' ' Cinema Romantico: Changeling

Tuesday, November 11, 2008


When it comes to Clint Eastwood the director it is all about the script. I realized this watching his latest effort, "Changeling", based on the true story of a woman in the 20's, Christine Collins (Angelina Jolie), whose young son disappears. His directorial style is famous among movie buffs. It is spare, lean, and economical. If he has a great script from which to work this fact serves him well. He doesn't overstuff his film with directory flourishes to show us what a genius he is and simply lets the actors and the writing convey the emotion. (See: "Million Dollar Baby", "Unforgiven".) However, if you give him a subpar script, or a by the numbers script, this fact hampers him and that is exactly what happens with "Changeling". Yes, Eastwood the director can certainly set up a shot and he always employs lighting very well but he is unable to use his camera to get across the emotion. He simply can't do it.

It suffers from the same fate as his recent "Flags of our Fathers". It is what I like to call Fifth Grade Play Syndrome. In fifth grade plays darn near every kid has a part and all the parents show up to see their kid and so the director has to ensure he ushers every kid out there for at least one scene but because the director doubles as the fifth grade choir director and hates his job he doesn't care if the play is any good and all that matters is getting every frickin' kid out there at some point to let his folks take a few pictures.

"Changeling" and "Flags of our Fathers" have numerous characters and in both of them it seems as if Eastwood is just ushering characters on and off the stage with no real thought to how they feel or what they are doing. "Okay, Timmy, it's your scene now. Get out there. Okay. Good. Done. Now get back here. Jimmy? Jimmy, it's your turn. Get out there." I pull up my review of "Flags of our Fathers" and see I termed it like watching a "documentary on the History Channel with higher production values".

I don't want it to seem that I'm unsympathetic. The real-life stories of both Christine Collins and the soldiers at Iwo Jima are serious matters but once you choose to commit these tales to film you have to make them dramatic in order to honorably pay tribute. Simply trotting out the information piece-by-piece with no regard to how you are doing it does not make for a dramatic film and hinders our empathy for these people who really existed and really had to go through these horrible events.

Watch "Changeling" and the compare it to, say, David Fincher's "Zodiac" or Curtis Hanson's "L.A. Confidential" (just stop this one when it "ends"). You will notice the difference. In the latter films, whether based on fact or fiction, the directors are able to take sprawling stories with large casts and make them very real and very immediate.

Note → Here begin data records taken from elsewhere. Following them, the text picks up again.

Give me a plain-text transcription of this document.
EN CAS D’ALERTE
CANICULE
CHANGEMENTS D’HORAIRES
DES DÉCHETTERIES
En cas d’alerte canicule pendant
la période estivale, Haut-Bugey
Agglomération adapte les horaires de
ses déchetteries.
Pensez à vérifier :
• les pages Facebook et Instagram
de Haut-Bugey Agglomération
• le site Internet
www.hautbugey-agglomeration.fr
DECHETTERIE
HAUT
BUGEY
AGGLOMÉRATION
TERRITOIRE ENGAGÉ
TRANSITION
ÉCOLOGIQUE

The first half-hour or so of "Changeling" is actually quite involving and, to no surprise, primarily focuses on Christine Collins (Jolie is solid in the role) as we meet her and her son Walter and then watch as Walter goes missing and then the police find her son except we don't really know if it's her son or not and we're not sure if the police are on her side or not or if she really is losing her mind. In these sequences Eastwood's style pays off. He doesn't hint one way or another and we find ourselves being drawn into her plight, wondering who is right. But then the movie brings in more corrupt cops and mean doctors and crazy lunatics at a psych ward and serial killers and lawyers and a crusading priest (John Malkovich) and it stops being a movie and becomes a re-enactment. An re-enactment with high production values.

(Postscript: I did not want to haphazardly insert the following into my review but it is important to mention my current Actress-Of-The-Moment Amy Ryan turns up in a tiny supporting part as Jolie's Best Friend In The Psych Ward. She exists for two reasons only: 1.) Exposition and 2.) Helping Jolie's character to stand up the tyranny of the evil psych ward doctor. Or, to say it another way, Ryan is really not playing a character. Yet it must be said that she does what she can with it and really sells her most important line but, for God's sake, can someone give this woman a main role? In a world where Jessica Simpson gets to play leads is that so much to ask?)